After a while he rose, impelled once more within. A lamp had been lit in the bedroom, and, in its radiance, the countenance on the pillow glistened like the skin of a lemon. As before, Mrs. Caley left the room as he entered; and he thought that, as she passed him, she snarled like an animal.

He sat bowed by the bed. A moth perished in the flame of the lamp, and the light flickered through the room—it seemed that Lettice grimaced, but it was only the other. Her face had grown sharper: it was such a travesty of her that, somehow, he ceased to associate it with Lettice at all. Instead he began to think of it as something exclusively of his own making—it was what he had done with things, with life.

The sheet lay over the motionless body like a thin covering of snow on the turnings of the earth; it defined her breasts and a hip as crisply as though they were cut in marble effigy on a tomb of youthful dissolution. He followed the impress of an arm to the hand; and, leaning forward, touched it. A coldness seemed to come through the cover to his fingers. He let his hand stay upon hers—perhaps the warmth would flow back into the cold arm, the chill heart; perhaps he could give her some of his vitality. The possibility afforded him a meager comfort, instilled a faint glow into his benumbed being. His hand closed upon that covered by the linen like a shroud. He sat rigid, concentrated, in his effort, his purpose.
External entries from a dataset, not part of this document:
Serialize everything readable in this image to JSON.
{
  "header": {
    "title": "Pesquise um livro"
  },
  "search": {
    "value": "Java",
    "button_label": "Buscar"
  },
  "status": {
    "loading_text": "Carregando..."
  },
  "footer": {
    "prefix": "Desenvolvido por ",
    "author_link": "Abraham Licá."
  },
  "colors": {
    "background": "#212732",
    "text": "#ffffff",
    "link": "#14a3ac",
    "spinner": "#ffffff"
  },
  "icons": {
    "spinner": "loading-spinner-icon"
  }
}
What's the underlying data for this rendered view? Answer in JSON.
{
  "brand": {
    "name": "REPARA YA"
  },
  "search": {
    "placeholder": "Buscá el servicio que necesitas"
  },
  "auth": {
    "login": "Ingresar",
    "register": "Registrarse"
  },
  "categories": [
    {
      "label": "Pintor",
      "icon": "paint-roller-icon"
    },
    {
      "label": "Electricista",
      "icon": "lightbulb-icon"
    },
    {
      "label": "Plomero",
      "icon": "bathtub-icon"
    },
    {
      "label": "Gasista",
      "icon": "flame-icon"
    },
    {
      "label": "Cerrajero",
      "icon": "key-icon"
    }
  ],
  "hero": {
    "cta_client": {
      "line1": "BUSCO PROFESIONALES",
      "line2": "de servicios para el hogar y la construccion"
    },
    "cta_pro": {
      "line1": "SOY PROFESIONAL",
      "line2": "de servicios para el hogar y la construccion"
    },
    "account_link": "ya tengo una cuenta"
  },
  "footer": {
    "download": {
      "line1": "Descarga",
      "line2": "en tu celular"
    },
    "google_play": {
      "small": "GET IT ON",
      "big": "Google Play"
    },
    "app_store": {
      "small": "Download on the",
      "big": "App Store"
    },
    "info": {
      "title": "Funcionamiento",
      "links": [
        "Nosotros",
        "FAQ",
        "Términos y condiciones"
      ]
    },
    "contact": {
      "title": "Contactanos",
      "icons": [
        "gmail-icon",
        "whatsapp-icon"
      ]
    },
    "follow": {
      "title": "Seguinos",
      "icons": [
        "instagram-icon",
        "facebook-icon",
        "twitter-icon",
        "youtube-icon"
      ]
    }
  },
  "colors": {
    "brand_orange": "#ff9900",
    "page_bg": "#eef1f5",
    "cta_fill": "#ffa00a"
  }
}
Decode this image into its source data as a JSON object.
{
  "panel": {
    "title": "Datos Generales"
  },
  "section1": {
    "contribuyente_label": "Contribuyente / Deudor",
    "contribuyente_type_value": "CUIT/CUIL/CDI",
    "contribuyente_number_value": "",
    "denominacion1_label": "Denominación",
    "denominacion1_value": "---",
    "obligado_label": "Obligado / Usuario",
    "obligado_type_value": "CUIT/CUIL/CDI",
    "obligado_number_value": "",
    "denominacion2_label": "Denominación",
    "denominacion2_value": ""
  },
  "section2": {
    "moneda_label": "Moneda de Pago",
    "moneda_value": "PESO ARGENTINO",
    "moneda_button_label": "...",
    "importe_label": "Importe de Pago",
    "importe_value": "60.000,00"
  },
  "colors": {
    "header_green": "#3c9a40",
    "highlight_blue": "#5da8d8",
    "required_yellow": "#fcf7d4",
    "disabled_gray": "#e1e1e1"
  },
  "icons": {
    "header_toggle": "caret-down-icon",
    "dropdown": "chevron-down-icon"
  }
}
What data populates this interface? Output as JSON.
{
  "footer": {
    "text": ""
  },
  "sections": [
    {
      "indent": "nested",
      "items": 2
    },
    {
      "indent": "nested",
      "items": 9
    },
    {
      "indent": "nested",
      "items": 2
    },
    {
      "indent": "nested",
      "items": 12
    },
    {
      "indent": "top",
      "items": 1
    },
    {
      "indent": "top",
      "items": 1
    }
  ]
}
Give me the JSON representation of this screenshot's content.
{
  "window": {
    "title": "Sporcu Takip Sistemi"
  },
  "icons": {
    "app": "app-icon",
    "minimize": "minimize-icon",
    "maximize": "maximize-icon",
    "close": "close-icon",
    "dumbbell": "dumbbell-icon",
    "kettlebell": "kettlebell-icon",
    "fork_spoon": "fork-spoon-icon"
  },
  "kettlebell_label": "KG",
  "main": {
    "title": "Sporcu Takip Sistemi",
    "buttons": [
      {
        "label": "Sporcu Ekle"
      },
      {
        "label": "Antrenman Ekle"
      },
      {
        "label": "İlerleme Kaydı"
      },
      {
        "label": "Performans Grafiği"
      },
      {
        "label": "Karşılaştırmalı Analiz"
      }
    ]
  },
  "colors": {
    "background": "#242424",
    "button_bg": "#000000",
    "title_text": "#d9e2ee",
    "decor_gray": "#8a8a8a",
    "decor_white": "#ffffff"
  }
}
The light flickered again from the fiery perishing of a second moth.

A strange feeling crept over him, a deepened sense of suspense, of imminence. He fingered his throat, and his hand was icy where it touched his burning face. He stood up in an increasing, nameless disturbance.

A faint spasm crossed the drained countenance beneath him; the mouth fell open.

He knew suddenly that Lettice was dead.

There her clothes lay strewn on the chair and floor, the long, black stockings and the rumpled chemise strung with narrow blue ribband. She had worn them on her warm, young body; she had tied the ribband in the morning and untied it at night, untied it at night ... it was night now.